National Chairman of the NDC, Mr Samuel Ofosu-Ampofo

The National Chairman of the opposition National Democratic Congress (NDC), Samuel Ofosu-Ampofo has accused government of being insensitive to the plights of Ghanaians.

According to him, the current Akufo-Addo regime has turned a deaf ear to the hardship being experienced by citizens from all walks of life.

Speaking at a meeting with Chairmen of the Party in the Upper West Region over the weekend, Mr Ofosu-Ampofo blamed the high cost of living and rising inflation on the governing New Patriotic Party (NPP).

In his submissions, he also questioned the whereabout of government’s economic management team, which the Vice President said was constituted to transform the economy.

“The government seems to have lost control of the management of the economy. The country is virtually on autopilot now. Prices of goods and services have gotten out of hands.

“And we believe that as a government, in situations like this, you need to provide leadership and provide interventions that will let the people know that indeed the government has empathy for the people. But this is a government that is nonchalant. It’s showing that they don’t even care about what is happening”, he said.
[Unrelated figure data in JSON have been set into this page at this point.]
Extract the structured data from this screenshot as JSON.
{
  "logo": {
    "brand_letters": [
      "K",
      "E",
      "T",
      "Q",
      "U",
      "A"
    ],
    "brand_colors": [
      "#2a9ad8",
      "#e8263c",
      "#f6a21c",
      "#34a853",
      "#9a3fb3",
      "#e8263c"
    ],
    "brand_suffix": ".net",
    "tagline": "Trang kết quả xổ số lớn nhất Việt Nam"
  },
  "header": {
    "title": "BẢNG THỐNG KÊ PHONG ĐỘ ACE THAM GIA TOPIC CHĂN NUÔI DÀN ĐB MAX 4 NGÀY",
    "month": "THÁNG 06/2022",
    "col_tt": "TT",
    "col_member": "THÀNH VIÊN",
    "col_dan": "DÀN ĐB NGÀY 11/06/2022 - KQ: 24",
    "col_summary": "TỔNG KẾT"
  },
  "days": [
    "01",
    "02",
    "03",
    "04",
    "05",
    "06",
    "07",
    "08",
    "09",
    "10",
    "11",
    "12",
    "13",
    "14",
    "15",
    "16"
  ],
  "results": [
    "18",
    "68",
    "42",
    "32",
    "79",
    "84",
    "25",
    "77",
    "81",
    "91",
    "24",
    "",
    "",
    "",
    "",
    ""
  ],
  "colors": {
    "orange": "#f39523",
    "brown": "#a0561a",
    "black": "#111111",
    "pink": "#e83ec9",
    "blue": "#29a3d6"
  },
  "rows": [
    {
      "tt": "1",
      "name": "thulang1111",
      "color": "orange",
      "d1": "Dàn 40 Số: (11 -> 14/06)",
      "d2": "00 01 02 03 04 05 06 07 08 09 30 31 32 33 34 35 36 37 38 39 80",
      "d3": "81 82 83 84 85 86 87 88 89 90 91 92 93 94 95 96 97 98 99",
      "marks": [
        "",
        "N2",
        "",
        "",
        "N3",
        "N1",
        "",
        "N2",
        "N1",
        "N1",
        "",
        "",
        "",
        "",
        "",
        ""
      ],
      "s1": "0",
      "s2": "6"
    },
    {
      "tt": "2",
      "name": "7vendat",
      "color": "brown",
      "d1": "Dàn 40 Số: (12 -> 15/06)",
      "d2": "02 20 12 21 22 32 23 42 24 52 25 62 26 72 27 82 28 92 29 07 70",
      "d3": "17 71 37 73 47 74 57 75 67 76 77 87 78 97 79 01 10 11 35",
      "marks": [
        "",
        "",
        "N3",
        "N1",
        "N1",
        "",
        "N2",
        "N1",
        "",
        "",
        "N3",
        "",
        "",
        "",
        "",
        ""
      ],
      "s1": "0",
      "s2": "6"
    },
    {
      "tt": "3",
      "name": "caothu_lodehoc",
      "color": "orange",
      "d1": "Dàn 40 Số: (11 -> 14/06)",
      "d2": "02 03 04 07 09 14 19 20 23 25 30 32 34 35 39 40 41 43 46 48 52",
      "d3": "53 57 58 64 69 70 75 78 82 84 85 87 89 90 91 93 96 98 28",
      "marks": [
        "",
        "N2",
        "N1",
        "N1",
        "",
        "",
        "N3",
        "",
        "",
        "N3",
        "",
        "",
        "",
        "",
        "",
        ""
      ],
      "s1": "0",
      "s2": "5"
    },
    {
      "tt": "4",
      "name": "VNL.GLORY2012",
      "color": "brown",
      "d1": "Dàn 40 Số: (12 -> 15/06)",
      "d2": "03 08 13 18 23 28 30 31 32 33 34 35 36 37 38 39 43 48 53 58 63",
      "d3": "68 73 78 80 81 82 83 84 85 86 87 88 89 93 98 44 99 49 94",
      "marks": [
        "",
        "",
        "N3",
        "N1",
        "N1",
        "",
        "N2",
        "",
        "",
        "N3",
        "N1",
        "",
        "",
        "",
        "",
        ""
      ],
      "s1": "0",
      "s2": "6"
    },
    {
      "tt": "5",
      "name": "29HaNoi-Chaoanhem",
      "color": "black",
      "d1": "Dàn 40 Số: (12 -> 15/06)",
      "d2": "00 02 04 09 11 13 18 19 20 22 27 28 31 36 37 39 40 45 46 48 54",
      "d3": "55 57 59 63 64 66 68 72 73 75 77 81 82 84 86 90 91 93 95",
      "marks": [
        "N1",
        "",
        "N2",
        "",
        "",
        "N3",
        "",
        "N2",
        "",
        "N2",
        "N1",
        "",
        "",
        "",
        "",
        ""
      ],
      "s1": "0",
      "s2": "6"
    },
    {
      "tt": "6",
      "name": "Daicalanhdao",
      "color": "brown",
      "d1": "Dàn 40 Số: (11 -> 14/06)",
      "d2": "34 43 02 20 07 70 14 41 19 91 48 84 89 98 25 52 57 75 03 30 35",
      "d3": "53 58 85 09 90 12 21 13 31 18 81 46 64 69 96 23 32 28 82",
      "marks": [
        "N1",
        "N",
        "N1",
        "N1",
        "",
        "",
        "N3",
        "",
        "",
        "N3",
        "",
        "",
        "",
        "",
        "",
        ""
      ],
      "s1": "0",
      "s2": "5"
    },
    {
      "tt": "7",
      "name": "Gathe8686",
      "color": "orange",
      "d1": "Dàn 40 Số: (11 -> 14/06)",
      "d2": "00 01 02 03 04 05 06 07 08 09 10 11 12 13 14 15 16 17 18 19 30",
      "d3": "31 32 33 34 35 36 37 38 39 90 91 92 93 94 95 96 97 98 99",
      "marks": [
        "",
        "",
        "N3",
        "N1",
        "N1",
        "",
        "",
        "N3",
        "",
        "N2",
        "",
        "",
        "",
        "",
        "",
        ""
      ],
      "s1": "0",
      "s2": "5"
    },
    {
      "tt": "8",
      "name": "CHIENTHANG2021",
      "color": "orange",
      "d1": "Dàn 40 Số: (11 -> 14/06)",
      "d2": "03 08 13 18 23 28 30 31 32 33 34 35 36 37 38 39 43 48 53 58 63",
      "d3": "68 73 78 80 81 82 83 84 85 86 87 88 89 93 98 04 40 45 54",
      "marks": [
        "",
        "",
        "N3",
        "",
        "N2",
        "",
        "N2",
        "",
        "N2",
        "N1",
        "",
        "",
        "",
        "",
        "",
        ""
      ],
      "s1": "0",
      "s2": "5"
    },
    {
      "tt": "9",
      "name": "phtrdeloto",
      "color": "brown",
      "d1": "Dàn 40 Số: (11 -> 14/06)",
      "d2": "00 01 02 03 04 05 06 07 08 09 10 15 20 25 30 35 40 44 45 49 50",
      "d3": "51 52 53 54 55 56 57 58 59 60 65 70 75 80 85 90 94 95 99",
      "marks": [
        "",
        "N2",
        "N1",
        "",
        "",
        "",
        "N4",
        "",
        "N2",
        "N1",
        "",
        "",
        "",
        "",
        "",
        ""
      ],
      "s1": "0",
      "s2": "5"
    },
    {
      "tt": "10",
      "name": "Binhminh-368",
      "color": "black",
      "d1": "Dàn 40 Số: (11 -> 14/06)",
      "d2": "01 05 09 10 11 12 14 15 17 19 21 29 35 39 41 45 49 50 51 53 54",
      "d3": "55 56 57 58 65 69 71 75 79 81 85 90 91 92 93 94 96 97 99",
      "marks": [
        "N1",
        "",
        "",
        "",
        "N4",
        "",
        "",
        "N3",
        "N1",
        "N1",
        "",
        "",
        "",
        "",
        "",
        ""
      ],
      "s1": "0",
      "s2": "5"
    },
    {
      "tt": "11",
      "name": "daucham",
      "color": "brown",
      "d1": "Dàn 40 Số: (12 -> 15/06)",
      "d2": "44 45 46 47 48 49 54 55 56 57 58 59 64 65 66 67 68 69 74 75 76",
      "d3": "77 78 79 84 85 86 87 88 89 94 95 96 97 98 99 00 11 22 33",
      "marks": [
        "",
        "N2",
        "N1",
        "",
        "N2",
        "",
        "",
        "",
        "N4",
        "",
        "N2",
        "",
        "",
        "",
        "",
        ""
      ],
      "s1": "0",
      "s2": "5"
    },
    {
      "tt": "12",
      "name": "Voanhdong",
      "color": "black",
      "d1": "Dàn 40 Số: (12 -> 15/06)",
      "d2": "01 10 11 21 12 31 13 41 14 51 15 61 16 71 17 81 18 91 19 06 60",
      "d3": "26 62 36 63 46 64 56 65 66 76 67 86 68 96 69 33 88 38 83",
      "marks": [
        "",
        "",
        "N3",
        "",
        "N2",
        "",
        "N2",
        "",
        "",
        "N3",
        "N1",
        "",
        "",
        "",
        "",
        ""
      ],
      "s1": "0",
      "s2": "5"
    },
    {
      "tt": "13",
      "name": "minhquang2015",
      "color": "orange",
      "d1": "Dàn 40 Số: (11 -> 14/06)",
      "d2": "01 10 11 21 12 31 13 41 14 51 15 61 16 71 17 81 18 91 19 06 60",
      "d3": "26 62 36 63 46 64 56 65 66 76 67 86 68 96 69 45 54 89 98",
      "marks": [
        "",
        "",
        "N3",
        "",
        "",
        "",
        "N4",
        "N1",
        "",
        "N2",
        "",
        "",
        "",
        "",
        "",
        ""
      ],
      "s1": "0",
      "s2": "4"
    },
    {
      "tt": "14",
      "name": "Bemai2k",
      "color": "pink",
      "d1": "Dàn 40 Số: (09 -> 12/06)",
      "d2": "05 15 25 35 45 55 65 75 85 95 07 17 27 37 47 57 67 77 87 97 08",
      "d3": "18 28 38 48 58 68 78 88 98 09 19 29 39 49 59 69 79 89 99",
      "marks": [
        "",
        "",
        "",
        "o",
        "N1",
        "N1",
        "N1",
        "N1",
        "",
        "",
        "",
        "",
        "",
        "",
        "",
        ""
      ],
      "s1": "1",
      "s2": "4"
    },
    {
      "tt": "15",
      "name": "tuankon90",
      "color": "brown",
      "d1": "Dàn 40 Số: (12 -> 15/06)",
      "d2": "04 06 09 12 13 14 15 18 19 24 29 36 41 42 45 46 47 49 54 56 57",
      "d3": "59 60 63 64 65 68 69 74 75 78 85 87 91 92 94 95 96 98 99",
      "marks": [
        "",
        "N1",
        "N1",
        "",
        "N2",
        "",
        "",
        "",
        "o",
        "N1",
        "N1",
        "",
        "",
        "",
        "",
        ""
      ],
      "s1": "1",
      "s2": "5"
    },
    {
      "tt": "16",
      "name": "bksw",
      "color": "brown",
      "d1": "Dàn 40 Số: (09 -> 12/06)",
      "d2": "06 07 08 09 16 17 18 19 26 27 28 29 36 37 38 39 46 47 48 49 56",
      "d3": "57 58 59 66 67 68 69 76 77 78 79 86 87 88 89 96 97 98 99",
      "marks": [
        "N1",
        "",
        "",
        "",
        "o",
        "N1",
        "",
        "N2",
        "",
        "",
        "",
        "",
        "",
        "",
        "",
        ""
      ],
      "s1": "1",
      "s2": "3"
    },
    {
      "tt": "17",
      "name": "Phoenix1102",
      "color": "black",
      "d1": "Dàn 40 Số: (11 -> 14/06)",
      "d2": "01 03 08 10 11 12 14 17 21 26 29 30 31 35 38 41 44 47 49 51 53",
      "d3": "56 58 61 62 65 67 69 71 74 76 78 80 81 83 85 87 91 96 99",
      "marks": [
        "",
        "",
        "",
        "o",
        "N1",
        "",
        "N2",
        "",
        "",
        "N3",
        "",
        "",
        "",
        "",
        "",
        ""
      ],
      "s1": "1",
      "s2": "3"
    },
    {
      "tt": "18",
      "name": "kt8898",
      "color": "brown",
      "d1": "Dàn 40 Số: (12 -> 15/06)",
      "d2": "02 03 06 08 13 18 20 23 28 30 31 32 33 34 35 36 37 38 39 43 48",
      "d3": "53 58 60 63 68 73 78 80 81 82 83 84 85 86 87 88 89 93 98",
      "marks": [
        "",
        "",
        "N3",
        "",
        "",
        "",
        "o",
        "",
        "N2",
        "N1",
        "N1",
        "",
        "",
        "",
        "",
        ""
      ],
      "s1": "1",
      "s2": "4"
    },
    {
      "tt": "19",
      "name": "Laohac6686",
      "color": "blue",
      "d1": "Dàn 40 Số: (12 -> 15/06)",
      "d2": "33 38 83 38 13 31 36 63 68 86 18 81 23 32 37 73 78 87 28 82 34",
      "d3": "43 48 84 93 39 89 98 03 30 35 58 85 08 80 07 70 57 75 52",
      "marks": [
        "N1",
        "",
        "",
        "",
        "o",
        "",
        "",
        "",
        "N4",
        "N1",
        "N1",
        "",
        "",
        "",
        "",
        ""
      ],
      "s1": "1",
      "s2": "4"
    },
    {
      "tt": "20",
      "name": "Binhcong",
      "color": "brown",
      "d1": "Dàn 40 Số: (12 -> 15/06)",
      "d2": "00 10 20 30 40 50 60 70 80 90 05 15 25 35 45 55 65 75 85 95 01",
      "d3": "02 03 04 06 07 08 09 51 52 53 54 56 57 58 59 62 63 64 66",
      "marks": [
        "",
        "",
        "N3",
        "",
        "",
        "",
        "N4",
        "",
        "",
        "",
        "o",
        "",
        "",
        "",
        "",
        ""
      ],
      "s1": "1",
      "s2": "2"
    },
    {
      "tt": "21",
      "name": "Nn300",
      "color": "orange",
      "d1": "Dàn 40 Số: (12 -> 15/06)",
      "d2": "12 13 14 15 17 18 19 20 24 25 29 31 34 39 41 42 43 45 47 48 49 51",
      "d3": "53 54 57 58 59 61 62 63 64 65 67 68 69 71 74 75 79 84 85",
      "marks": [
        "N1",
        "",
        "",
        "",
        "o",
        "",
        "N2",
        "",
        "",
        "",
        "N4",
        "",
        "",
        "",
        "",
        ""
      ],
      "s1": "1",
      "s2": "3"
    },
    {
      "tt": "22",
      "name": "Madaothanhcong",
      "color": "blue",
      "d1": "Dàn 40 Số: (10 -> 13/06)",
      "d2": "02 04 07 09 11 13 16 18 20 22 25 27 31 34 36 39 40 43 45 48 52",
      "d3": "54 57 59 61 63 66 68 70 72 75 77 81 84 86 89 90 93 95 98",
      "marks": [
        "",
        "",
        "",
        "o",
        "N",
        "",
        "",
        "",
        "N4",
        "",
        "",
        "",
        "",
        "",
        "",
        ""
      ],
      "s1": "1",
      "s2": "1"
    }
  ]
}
The NDC National Chairman continued, “You get up in the morning to go and buy fuel [and] by the afternoon, the prices of fuel have increased. The cedi to dollar and other major currencies have been let loose and there seems to be no end in sight”.

He however assured that a new NDC government will work at ameliorating the sufferings of the masses.

“So the challenges that we are facing now call for deeper reflection and to look for an alternative that has the experience and the capability to manage the economy, you cannot look any further than the NDC”, he said.

Mr Ofosu-Ampofo’s comments come at a time when hundreds of Ghanaians are continuously lamenting the high cost of living in the country.

This complaints have been triggered by the hike in petroleum prices, as well as the rising inflation.

Ghana’s inflation jumped to 27.6% from the 23.6% recorded in April, 2022, according to recent figures from the Ghana Statistical Service (GSS).

The GSS blamed this on the increase in transport fares and food prices.

According to the Government Statistician, Professor Kobina Annim, the rate of inflations for transport (39.0%), household equipment and maintenance (33.8%), housing, water, gas and electricity (32.3%) and food and non-alcoholic beverages (30.1.6%) were higher than the national average (27.6%).

In May, 2022, 12 of the 13 divisions recorded inflation rates higher than the rolling average from June, 2021 to May, 2022.

Also, the major drivers based on the year-on-year figures show that grapes, which is imported, saw a 100.8% inflation followed by diesel, 81.1%, also imported.

Firewood also saw 73.7% year-on-year inflation.

'Government insensitive to plight of citizens' - Ofosu-Ampofo
15 items driving Ghana’s inflation

Meanwhile, Member of Parliament for the Nhyiaeso Constituency, Dr Stephen Amoah has indicated that government is working around the clock to address the increasing cost of living in the country.

According to the NPP lawmaker, he does not think ‘government is sleeping’.

The legislator made these remarks while contributing to discussions on the rising inflation and increased cost of living on Newsfile on Saturday.

In that regard, he told host, Samson Lardy Anyenini that in as much as government is doing its best, there is the need for all other stakeholders to rally behind government’s efforts to make the economy better.

In his view, the country’s economic woes did not start today, hence, the need for a more collective approach to address the situation.

“The problem we’re having today, any honest person will tell you, it’s not today’s issue. It’s been with us [for] years. So I’m preaching to every stakeholder who has what it takes to come on board and let us all make sure [to help]. Sometimes we get it wrong and right, [but]we’re all helping.

At present, it’s on the government, and I don’t think the government is sleeping. The fact is, [we] have 40 year old problems”, he said.

Dr Amoah continued: “If we sat there and our population size has grown from Nkrumah’s time from about 5 million to about 31 million; if you have a situation where just close to 7% [of people] directly in the formal sector pay taxes, and we’re having negative effective tax wage, and these problems have been compounded for years, the government alone [cannot solve them]”.

He also charged government to revise its expenditure.

“There are basic issues we need to check such as our discretionary spending and as government; we should be able to now go down. Even though the government said we’ve cut down by 20%, well accepted. But we can do more”, he added.